Adoptive immunotherapy has demonstrated unprecedented clinical success in the treatment of leukemia. In this therapy, T cells are isolated from a patient, expanded outside of the body, and genetically modified prior to reinfusion. The ability of these T cells to recognize and eliminate cancer cells is improved by expressing a protein (CAR) on the T cell surface. This protein increases "specificity," the ability to recognize cancer cells, and "function," the ability to destroy those cancer cells. An important challenge in cellular immunotherapy is to minimize the manipulation of patients' T cells outside the body. Prolonged culture protocols trigger functional exhaustion and compromises their efficacy upon return to the body. A critical issue involves the pre-requisite "activation" step necessary for CAR expression on the cell surface of T cells. By optimizing culture conditions, Dr. Ghassemi developed approaches to express CAR in dormant T cells without the need for activation. Importantly, her preliminary findings show that elimination of this activation step retains effector function and potency of CAR T cells in models of the pediatric cancer ALL. This project is providing insight into the regulatory components influencing CAR expression in dormant T cells which will lead to superior CAR T cells for cellular immunotherapies against ALL.

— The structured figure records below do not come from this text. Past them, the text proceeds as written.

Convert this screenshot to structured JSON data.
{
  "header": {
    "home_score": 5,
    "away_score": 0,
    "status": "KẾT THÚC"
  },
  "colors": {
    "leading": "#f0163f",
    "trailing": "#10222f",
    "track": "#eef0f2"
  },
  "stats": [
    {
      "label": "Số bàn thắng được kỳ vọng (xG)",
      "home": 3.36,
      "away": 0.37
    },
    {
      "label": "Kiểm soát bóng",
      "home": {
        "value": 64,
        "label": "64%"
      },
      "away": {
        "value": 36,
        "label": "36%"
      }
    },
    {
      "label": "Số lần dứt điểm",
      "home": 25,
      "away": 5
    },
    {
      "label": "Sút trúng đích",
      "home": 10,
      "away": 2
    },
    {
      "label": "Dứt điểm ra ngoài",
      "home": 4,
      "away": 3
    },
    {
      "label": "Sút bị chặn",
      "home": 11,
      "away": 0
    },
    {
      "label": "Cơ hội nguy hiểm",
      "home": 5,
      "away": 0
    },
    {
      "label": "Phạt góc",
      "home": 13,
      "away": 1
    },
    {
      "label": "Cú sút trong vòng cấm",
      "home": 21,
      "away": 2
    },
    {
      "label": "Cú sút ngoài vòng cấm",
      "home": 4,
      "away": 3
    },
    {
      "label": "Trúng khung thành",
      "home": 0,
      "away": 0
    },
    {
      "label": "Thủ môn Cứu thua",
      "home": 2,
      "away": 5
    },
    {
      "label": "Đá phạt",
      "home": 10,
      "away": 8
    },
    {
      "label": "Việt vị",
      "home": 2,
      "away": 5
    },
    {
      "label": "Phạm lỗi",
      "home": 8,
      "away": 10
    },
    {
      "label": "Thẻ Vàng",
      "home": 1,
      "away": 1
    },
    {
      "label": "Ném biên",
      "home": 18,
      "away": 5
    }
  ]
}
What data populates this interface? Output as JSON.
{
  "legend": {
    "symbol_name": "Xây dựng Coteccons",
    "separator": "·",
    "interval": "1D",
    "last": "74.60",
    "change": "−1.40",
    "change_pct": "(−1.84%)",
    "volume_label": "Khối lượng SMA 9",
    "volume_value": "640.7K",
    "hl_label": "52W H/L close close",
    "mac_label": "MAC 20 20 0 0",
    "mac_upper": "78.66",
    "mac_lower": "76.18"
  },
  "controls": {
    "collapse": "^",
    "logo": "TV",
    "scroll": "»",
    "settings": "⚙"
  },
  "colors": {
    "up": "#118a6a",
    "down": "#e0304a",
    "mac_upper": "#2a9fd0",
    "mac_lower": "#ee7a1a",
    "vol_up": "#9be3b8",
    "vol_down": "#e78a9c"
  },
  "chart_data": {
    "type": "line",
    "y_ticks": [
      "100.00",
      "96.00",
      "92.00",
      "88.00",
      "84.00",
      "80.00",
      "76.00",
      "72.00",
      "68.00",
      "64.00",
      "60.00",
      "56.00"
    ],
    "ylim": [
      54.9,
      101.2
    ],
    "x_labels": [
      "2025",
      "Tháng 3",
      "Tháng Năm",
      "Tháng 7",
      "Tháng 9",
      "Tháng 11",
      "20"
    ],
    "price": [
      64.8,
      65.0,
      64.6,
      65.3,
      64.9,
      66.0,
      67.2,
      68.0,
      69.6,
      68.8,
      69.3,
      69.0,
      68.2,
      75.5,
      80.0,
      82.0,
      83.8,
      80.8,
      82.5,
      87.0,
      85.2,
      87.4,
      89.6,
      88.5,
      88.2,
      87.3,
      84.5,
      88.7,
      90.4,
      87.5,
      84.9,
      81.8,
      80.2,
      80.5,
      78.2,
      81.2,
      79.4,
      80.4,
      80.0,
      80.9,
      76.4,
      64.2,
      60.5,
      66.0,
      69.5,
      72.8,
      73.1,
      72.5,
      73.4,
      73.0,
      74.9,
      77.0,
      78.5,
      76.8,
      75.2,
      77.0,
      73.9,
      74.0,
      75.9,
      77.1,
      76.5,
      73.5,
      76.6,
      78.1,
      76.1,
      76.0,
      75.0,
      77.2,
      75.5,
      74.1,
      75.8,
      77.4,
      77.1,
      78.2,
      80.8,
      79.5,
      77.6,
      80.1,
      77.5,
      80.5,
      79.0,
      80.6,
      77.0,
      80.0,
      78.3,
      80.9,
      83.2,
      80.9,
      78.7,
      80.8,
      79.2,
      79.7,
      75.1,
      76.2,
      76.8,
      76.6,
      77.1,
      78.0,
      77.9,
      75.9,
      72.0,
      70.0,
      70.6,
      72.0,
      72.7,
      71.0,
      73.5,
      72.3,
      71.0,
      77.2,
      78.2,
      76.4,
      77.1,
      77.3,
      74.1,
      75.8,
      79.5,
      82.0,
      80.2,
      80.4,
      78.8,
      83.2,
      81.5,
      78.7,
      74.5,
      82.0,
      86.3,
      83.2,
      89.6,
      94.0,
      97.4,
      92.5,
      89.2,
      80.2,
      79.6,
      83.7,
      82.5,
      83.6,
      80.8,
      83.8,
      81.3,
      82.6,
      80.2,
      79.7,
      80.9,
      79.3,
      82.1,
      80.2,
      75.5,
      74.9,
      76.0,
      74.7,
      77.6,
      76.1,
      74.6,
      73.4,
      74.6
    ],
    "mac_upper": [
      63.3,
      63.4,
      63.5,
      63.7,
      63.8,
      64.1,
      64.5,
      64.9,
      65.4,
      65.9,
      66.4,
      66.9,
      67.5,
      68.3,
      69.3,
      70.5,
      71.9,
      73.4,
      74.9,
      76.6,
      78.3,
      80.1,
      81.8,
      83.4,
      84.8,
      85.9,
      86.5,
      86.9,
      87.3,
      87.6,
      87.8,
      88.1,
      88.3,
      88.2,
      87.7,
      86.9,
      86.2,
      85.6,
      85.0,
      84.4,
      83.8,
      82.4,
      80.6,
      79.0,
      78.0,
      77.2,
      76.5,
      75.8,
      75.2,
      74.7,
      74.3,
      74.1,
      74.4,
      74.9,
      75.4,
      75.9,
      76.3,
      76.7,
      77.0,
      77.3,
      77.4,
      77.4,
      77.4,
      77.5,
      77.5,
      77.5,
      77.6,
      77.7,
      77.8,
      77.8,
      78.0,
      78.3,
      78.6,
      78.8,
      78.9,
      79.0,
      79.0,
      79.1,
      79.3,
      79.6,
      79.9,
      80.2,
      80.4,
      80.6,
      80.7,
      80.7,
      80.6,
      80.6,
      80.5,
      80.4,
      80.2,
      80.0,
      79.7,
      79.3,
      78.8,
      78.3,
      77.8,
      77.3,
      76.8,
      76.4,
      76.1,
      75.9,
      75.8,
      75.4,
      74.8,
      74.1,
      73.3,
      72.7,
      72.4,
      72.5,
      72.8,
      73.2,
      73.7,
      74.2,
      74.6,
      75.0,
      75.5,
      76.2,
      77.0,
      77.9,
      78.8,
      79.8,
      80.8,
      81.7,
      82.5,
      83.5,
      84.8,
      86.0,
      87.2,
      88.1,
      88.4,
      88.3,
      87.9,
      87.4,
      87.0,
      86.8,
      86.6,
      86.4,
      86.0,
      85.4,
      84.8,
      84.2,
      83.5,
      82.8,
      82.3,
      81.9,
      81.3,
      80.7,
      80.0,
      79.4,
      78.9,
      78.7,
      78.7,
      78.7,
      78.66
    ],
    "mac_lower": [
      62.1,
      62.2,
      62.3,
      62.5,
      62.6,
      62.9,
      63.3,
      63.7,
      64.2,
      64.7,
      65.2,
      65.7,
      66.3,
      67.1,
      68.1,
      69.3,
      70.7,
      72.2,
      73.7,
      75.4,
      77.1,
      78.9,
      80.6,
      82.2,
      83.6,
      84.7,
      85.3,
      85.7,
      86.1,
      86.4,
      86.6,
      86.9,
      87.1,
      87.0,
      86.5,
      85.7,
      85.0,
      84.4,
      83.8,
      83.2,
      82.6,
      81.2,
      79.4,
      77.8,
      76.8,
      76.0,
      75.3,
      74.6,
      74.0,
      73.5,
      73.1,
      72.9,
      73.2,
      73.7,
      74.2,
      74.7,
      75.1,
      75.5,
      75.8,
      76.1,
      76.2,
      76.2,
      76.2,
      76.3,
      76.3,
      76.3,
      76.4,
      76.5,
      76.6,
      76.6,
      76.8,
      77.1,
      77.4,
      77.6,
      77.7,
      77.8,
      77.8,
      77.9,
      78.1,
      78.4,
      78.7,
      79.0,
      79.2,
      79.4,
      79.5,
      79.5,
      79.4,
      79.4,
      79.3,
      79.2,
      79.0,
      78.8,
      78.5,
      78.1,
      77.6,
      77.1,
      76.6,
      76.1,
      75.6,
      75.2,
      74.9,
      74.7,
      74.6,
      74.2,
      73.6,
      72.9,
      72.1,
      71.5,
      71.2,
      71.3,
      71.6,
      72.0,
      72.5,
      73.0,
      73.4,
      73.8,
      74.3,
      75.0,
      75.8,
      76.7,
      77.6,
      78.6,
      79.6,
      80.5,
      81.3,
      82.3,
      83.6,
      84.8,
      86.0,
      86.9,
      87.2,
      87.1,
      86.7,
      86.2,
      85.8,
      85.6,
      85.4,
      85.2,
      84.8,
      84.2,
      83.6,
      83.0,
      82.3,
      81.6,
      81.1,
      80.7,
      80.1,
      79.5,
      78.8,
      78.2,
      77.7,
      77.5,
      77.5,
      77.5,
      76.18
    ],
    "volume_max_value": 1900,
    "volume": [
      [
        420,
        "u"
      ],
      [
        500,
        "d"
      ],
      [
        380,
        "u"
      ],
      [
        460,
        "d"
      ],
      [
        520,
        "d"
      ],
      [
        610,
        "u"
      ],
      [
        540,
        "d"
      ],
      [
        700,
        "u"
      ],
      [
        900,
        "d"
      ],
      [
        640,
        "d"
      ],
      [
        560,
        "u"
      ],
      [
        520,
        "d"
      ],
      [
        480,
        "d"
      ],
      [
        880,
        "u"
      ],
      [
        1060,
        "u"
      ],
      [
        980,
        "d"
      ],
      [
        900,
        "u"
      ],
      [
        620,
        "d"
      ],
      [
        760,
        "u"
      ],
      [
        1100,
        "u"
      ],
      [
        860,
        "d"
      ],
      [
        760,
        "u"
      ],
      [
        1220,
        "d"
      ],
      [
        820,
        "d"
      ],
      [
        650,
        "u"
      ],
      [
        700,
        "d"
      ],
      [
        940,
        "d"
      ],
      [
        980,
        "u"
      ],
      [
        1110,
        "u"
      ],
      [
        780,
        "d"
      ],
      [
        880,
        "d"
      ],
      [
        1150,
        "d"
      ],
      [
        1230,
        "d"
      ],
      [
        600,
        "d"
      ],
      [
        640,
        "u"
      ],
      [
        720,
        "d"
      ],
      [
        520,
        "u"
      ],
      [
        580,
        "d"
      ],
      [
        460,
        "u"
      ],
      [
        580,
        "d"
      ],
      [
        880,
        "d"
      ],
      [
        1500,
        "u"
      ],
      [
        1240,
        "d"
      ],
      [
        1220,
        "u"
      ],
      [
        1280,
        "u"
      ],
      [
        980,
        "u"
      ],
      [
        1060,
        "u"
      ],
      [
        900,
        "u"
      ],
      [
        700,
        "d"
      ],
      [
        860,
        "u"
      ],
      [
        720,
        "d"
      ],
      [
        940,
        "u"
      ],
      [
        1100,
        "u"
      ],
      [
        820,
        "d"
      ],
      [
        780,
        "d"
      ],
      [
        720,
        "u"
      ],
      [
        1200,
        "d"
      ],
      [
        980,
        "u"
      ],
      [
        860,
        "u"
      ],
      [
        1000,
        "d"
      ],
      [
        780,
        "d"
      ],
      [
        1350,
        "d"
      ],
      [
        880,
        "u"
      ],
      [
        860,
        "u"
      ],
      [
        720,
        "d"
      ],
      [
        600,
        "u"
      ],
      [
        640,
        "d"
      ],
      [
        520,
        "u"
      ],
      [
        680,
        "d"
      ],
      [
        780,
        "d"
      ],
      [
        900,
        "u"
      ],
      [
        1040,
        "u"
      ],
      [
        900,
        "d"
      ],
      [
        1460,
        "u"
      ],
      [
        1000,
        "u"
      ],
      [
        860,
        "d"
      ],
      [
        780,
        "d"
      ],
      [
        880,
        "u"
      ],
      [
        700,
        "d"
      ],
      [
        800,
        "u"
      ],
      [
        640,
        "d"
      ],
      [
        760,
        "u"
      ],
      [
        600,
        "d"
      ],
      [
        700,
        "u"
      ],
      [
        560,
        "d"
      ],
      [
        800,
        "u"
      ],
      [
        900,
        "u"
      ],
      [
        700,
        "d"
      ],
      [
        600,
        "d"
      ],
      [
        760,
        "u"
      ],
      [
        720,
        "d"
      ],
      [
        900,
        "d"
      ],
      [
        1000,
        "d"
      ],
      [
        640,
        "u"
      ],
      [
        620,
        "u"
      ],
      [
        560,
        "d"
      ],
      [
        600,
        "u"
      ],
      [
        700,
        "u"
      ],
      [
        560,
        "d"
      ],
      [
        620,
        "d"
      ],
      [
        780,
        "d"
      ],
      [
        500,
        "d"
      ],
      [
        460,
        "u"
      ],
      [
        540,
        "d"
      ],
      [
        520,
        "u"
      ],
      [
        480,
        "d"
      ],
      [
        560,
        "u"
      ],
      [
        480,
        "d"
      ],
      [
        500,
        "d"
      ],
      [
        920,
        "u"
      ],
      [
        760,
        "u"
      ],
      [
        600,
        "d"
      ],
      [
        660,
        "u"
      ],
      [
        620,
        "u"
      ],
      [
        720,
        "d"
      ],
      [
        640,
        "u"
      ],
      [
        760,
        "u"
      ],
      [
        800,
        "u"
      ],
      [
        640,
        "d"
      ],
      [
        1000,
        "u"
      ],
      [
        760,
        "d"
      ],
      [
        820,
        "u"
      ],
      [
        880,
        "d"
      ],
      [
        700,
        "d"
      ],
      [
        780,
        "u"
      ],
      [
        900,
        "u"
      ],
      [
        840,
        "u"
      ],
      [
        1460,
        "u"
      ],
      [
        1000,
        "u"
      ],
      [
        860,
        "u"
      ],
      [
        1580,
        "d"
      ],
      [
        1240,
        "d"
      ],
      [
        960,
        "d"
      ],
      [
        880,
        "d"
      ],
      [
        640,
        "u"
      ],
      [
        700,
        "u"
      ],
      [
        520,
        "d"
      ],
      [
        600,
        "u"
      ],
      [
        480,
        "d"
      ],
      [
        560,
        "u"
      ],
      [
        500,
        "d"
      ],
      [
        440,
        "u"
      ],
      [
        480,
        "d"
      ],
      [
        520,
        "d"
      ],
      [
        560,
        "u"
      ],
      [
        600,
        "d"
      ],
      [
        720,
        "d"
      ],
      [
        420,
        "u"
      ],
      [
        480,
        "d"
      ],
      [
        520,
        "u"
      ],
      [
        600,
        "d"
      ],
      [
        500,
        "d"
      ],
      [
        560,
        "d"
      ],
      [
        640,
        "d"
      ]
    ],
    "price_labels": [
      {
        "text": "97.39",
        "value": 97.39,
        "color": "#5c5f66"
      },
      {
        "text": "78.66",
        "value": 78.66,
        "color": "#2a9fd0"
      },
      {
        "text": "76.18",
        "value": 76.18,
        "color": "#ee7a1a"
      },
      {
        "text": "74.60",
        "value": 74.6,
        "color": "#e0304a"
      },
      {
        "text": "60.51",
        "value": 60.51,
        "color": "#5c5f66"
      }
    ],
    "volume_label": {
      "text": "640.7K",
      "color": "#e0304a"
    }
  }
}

This grant is supported by TEAM ABBY Gives, a St. Baldrick's Hero Fund. Abby was diagnosed with Pre-B ALL when she was almost five years old. She had a successful bone marrow transplant, but battle battled graft vs. host disease (GVHD) for years. Abby and her treatment team worked hard over many years to keep the GVHD in check. Sadly, Abby passed away on October 19, 2021. This fund unites the incredible support of family and friends in Abby's memory and inspires others to join the fight for cures and better treatments.